At this point, it’s likely you’ve successfully mastered your morning coffee routine, perhaps with help from guides like this one. But, if your regular coffee shop indulgence was matcha — which is now ubiquitous at a certain kind of hip coffee shop — you may still be missing out.

Brewing matcha requires a bit more work than brewing tea leaves that steep in water, and the brewing process calls for its own specific set of tools — chiefly a bowl and a whisk for fully emulsifying the powdered tea into water. Making matcha without the right equipment will lead to clumps of powdery tea and disappointment. “Using a fork will not give you good results at all,” says Eater Young Gun Elias Majid (’17), founder of Detroit tea shop Eli Tea.
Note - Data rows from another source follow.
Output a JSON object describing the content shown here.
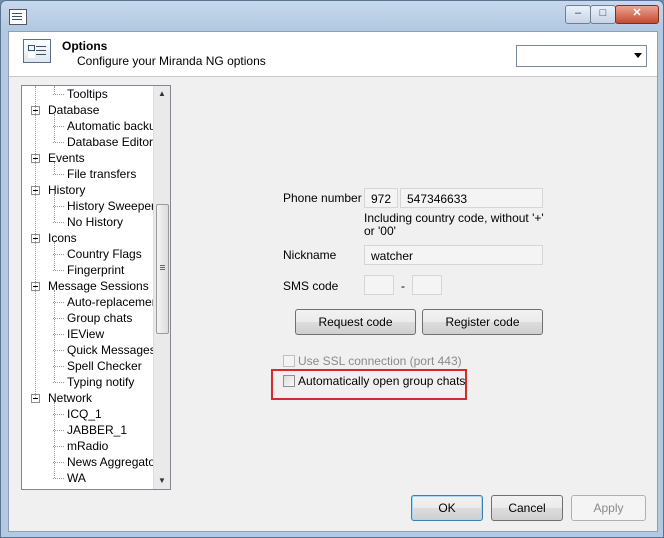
{
  "window": {
    "close_glyph": "✕",
    "max_glyph": "□",
    "min_glyph": "–"
  },
  "header": {
    "title": "Options",
    "subtitle": "Configure your Miranda NG options",
    "select_value": ""
  },
  "tree": {
    "items": [
      {
        "label": "Tooltips",
        "level": 1
      },
      {
        "label": "Database",
        "level": 0
      },
      {
        "label": "Automatic backups",
        "level": 1
      },
      {
        "label": "Database Editor++",
        "level": 1
      },
      {
        "label": "Events",
        "level": 0
      },
      {
        "label": "File transfers",
        "level": 1
      },
      {
        "label": "History",
        "level": 0
      },
      {
        "label": "History Sweeper Li",
        "level": 1
      },
      {
        "label": "No History",
        "level": 1
      },
      {
        "label": "Icons",
        "level": 0
      },
      {
        "label": "Country Flags",
        "level": 1
      },
      {
        "label": "Fingerprint",
        "level": 1
      },
      {
        "label": "Message Sessions",
        "level": 0
      },
      {
        "label": "Auto-replacements",
        "level": 1
      },
      {
        "label": "Group chats",
        "level": 1
      },
      {
        "label": "IEView",
        "level": 1
      },
      {
        "label": "Quick Messages",
        "level": 1
      },
      {
        "label": "Spell Checker",
        "level": 1
      },
      {
        "label": "Typing notify",
        "level": 1
      },
      {
        "label": "Network",
        "level": 0
      },
      {
        "label": "ICQ_1",
        "level": 1
      },
      {
        "label": "JABBER_1",
        "level": 1
      },
      {
        "label": "mRadio",
        "level": 1
      },
      {
        "label": "News Aggregator",
        "level": 1
      },
      {
        "label": "WA",
        "level": 1
      }
    ]
  },
  "form": {
    "phone_label": "Phone number",
    "country_code": "972",
    "phone_value": "547346633",
    "phone_hint": "Including country code, without '+' or '00'",
    "nickname_label": "Nickname",
    "nickname_value": "watcher",
    "sms_label": "SMS code",
    "sms_dash": "-",
    "request_code": "Request code",
    "register_code": "Register code",
    "ssl_label": "Use SSL connection (port 443)",
    "auto_open_label": "Automatically open group chats"
  },
  "footer": {
    "ok": "OK",
    "cancel": "Cancel",
    "apply": "Apply"
  }
}
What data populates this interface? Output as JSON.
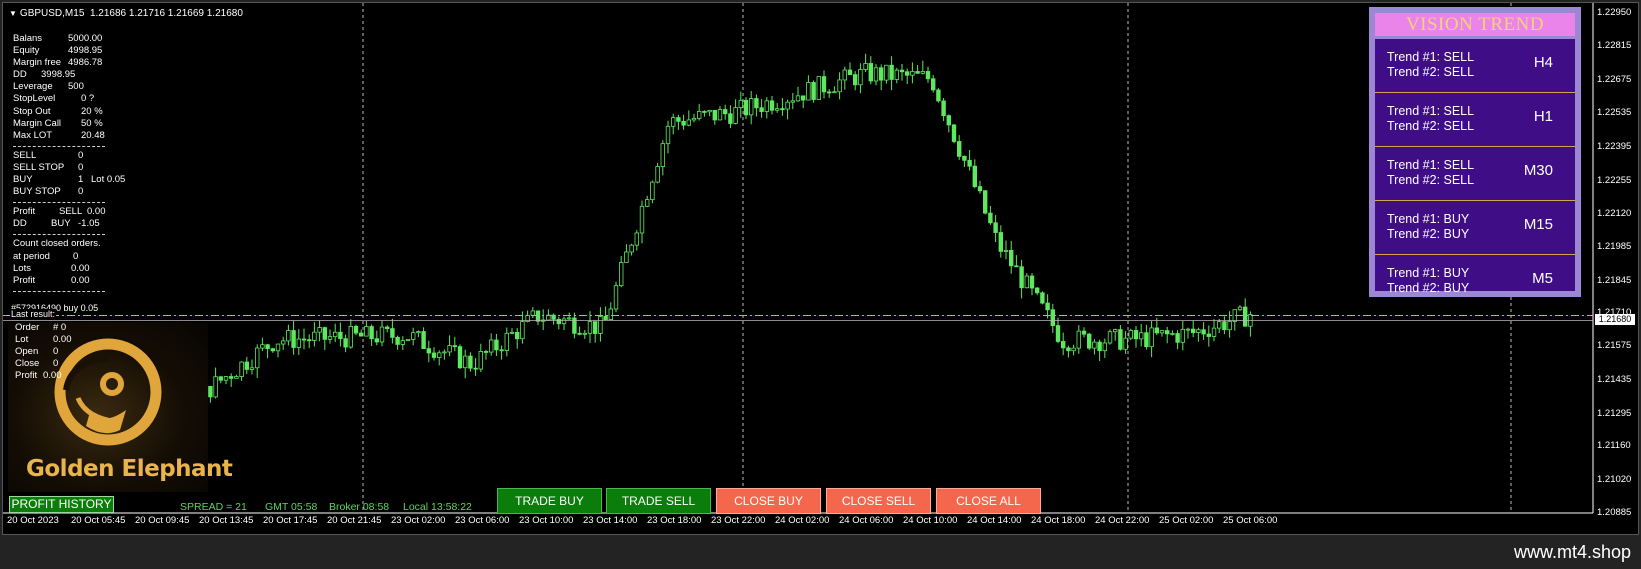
{
  "header": {
    "symbol": "GBPUSD,M15",
    "ohlc": "1.21686 1.21716 1.21669 1.21680"
  },
  "account": [
    {
      "label": "Balans",
      "value": "5000.00"
    },
    {
      "label": "Equity",
      "value": "4998.95"
    },
    {
      "label": "Margin free",
      "value": "4986.78"
    },
    {
      "label": "DD",
      "value": "3998.95"
    },
    {
      "label": "Leverage",
      "value": "500"
    },
    {
      "label": "StopLevel",
      "value": "0 ?"
    },
    {
      "label": "Stop Out",
      "value": "20 %"
    },
    {
      "label": "Margin Call",
      "value": "50 %"
    },
    {
      "label": "Max LOT",
      "value": "20.48"
    }
  ],
  "orders": [
    {
      "label": "SELL",
      "value": "0",
      "extra": ""
    },
    {
      "label": "SELL STOP",
      "value": "0",
      "extra": ""
    },
    {
      "label": "BUY",
      "value": "1",
      "extra": "Lot  0.05"
    },
    {
      "label": "BUY STOP",
      "value": "0",
      "extra": ""
    }
  ],
  "profit": [
    {
      "label": "Profit",
      "side": "SELL",
      "value": "0.00"
    },
    {
      "label": "DD",
      "side": "BUY",
      "value": "-1.05"
    }
  ],
  "closed": {
    "title": "Count closed orders.",
    "rows": [
      {
        "label": "at period",
        "value": "0"
      },
      {
        "label": "Lots",
        "value": "0.00"
      },
      {
        "label": "Profit",
        "value": "0.00"
      }
    ]
  },
  "order_line_label": "#572916490 buy 0.05",
  "last_result_label": "Last result:",
  "last_result": [
    {
      "label": "Order",
      "value": "# 0"
    },
    {
      "label": "Lot",
      "value": "0.00"
    },
    {
      "label": "Open",
      "value": "0"
    },
    {
      "label": "Close",
      "value": "0"
    },
    {
      "label": "Profit",
      "value": "0.00"
    }
  ],
  "logo_text": "Golden Elephant",
  "buttons": {
    "history": "PROFIT HISTORY",
    "trade_buy": "TRADE BUY",
    "trade_sell": "TRADE SELL",
    "close_buy": "CLOSE BUY",
    "close_sell": "CLOSE SELL",
    "close_all": "CLOSE ALL"
  },
  "status": {
    "spread": "SPREAD = 21",
    "gmt": "GMT 05:58",
    "broker": "Broker 08:58",
    "local": "Local 13:58:22"
  },
  "time_labels": [
    "20 Oct 2023",
    "20 Oct 05:45",
    "20 Oct 09:45",
    "20 Oct 13:45",
    "20 Oct 17:45",
    "20 Oct 21:45",
    "23 Oct 02:00",
    "23 Oct 06:00",
    "23 Oct 10:00",
    "23 Oct 14:00",
    "23 Oct 18:00",
    "23 Oct 22:00",
    "24 Oct 02:00",
    "24 Oct 06:00",
    "24 Oct 10:00",
    "24 Oct 14:00",
    "24 Oct 18:00",
    "24 Oct 22:00",
    "25 Oct 02:00",
    "25 Oct 06:00"
  ],
  "price_labels": [
    "1.22950",
    "1.22815",
    "1.22675",
    "1.22535",
    "1.22395",
    "1.22255",
    "1.22120",
    "1.21985",
    "1.21845",
    "1.21710",
    "1.21575",
    "1.21435",
    "1.21295",
    "1.21160",
    "1.21020",
    "1.20885"
  ],
  "current_price": "1.21680",
  "panel": {
    "title": "VISION TREND",
    "rows": [
      {
        "t1": "Trend #1: SELL",
        "t2": "Trend #2: SELL",
        "tf": "H4"
      },
      {
        "t1": "Trend #1: SELL",
        "t2": "Trend #2: SELL",
        "tf": "H1"
      },
      {
        "t1": "Trend #1: SELL",
        "t2": "Trend #2: SELL",
        "tf": "M30"
      },
      {
        "t1": "Trend #1: BUY",
        "t2": "Trend #2: BUY",
        "tf": "M15"
      },
      {
        "t1": "Trend #1: BUY",
        "t2": "Trend #2: BUY",
        "tf": "M5"
      }
    ]
  },
  "watermark": "www.mt4.shop",
  "colors": {
    "candle": "#5ee85e",
    "buy_button": "#0a7d0a",
    "close_button": "#f4674d",
    "panel_bg": "#3f0e87",
    "panel_frame": "#9b87d4"
  },
  "chart_data": {
    "type": "candlestick",
    "symbol": "GBPUSD",
    "timeframe": "M15",
    "ylim": [
      1.20885,
      1.2295
    ],
    "points": [
      {
        "t": "20 Oct 2023",
        "price": 1.2142
      },
      {
        "t": "20 Oct 05:45",
        "price": 1.2128
      },
      {
        "t": "20 Oct 09:45",
        "price": 1.2108
      },
      {
        "t": "20 Oct 13:45",
        "price": 1.214
      },
      {
        "t": "20 Oct 17:45",
        "price": 1.216
      },
      {
        "t": "20 Oct 21:45",
        "price": 1.2161
      },
      {
        "t": "23 Oct 02:00",
        "price": 1.2162
      },
      {
        "t": "23 Oct 06:00",
        "price": 1.215
      },
      {
        "t": "23 Oct 10:00",
        "price": 1.217
      },
      {
        "t": "23 Oct 14:00",
        "price": 1.2165
      },
      {
        "t": "23 Oct 18:00",
        "price": 1.225
      },
      {
        "t": "23 Oct 22:00",
        "price": 1.2254
      },
      {
        "t": "24 Oct 02:00",
        "price": 1.2262
      },
      {
        "t": "24 Oct 06:00",
        "price": 1.227
      },
      {
        "t": "24 Oct 10:00",
        "price": 1.2268
      },
      {
        "t": "24 Oct 14:00",
        "price": 1.22
      },
      {
        "t": "24 Oct 18:00",
        "price": 1.216
      },
      {
        "t": "24 Oct 22:00",
        "price": 1.216
      },
      {
        "t": "25 Oct 02:00",
        "price": 1.2163
      },
      {
        "t": "25 Oct 06:00",
        "price": 1.2172
      }
    ]
  }
}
There, Majid sells and serves tea of all kinds — loose leaf, bubble tea, cheese tea, and, of course, matcha. Here are his recommendations for the most essential matcha tools, along with a few extras to make your cup even better.


The matcha whisk, or chasen, may be the most essential tool for making matcha. This whisk, made from a single cut of bamboo, incorporates the powdered tea into liquid so that there are no clumps and a light froth. Majid says there’s no one best Matcha whisk out there. “In Japan the quality is based on the number of bristles so it could have 40 to 100,” explains Majid. “That’s the traditional way we do it in store just because it’s so consistent.” The matcha whisk Majid sells at Eli Tea has 50 bristles, but they’re also available at Japanese tea shops alone or in sets that include matcha bowls and ladles.
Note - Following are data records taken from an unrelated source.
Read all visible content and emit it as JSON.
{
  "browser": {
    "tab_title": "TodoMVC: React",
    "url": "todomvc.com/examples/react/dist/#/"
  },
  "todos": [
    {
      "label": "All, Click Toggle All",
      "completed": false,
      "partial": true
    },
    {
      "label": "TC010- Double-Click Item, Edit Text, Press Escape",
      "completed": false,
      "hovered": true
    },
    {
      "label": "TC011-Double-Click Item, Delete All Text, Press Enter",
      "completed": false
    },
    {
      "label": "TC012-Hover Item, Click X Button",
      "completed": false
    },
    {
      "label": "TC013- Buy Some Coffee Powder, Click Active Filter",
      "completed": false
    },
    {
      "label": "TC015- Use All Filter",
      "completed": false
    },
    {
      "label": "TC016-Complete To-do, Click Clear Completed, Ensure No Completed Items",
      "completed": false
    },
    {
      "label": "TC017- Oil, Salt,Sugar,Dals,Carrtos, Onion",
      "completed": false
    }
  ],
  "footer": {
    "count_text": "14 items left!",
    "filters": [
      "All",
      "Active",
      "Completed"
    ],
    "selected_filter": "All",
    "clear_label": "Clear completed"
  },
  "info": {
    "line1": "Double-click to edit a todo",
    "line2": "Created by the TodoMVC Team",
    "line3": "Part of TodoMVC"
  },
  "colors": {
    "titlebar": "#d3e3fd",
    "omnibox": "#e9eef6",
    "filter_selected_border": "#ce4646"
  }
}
Majid notes that if a traditional matcha whisk isn’t an option for some reason, an electric milk frother, like the Bodum Schiuma milk frother sold at Crate and Barrel, will create similar results.

Whisk keeper

Bamboo matcha whisks are low maintenance — they’re naturally antiseptic and can be easily cleaned with warm water. But whisks may lose their shape over time, so Majid recommends drying and storing whisks on a ceramic whisk keeper. Whisk keepers are specifically designed to maintain matcha whisks’ curved shape, making them last longer.
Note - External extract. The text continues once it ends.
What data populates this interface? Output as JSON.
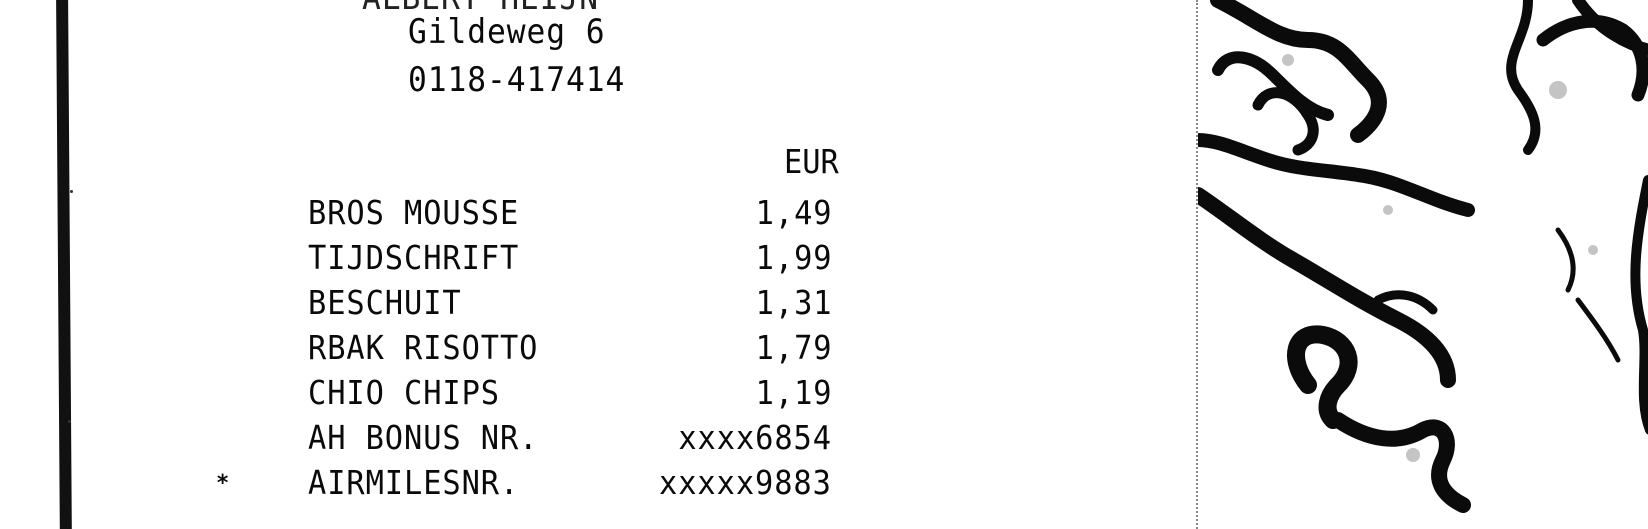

A traditional matcha bowl is a simple, deep bowl around 5 inches in diameter and is used as both preparation and serving vessel. Majid likes the Japanese-made options available on Japanese homegoods store Miya. But, he notes that Etsy is a great source for more locally made options, including bowls that offer a twist on the traditional shape. “The traditional bowl is just a bowl,” he says, “but what we use and what’s been popping up around the market is bowls that have a pour lip on it that make it easier to pour.” This style may work best if you plan to pour the matcha into a cup or mug to make a latte or other specialty drink. There are several ceramic studios on Etsy that sell the style, called katakuchi, in a variety of finishes.

Tea strainer

To get the smoothest matcha, a tea strainer comes in handy. You can use it to sift the matcha powder into the bowl before whisking or after as “a filter so you can strain out the gunk,” Majid says. He prefers this tea strainer from Japanese tea company Ippodo that can also be used as a strainer for your loose-leaf tea.

Glass Tea bottle

These days, cold matcha might sound more appealing than the alternative, and according to Majid, the easiest way to brew iced matcha is with a tea infuser bottle. “The other way people underestimate doing matcha is with tea thermoses,” he says. “Because of the strainer, you add the matcha and the water and once you shake it up, it naturally dissolves the matcha powder.” For this method, you don’t even need a whisk, and you can then put the thermos right in the fridge for cold matcha you can take on the go, almost as if you picked it up from your local tea or coffee shop.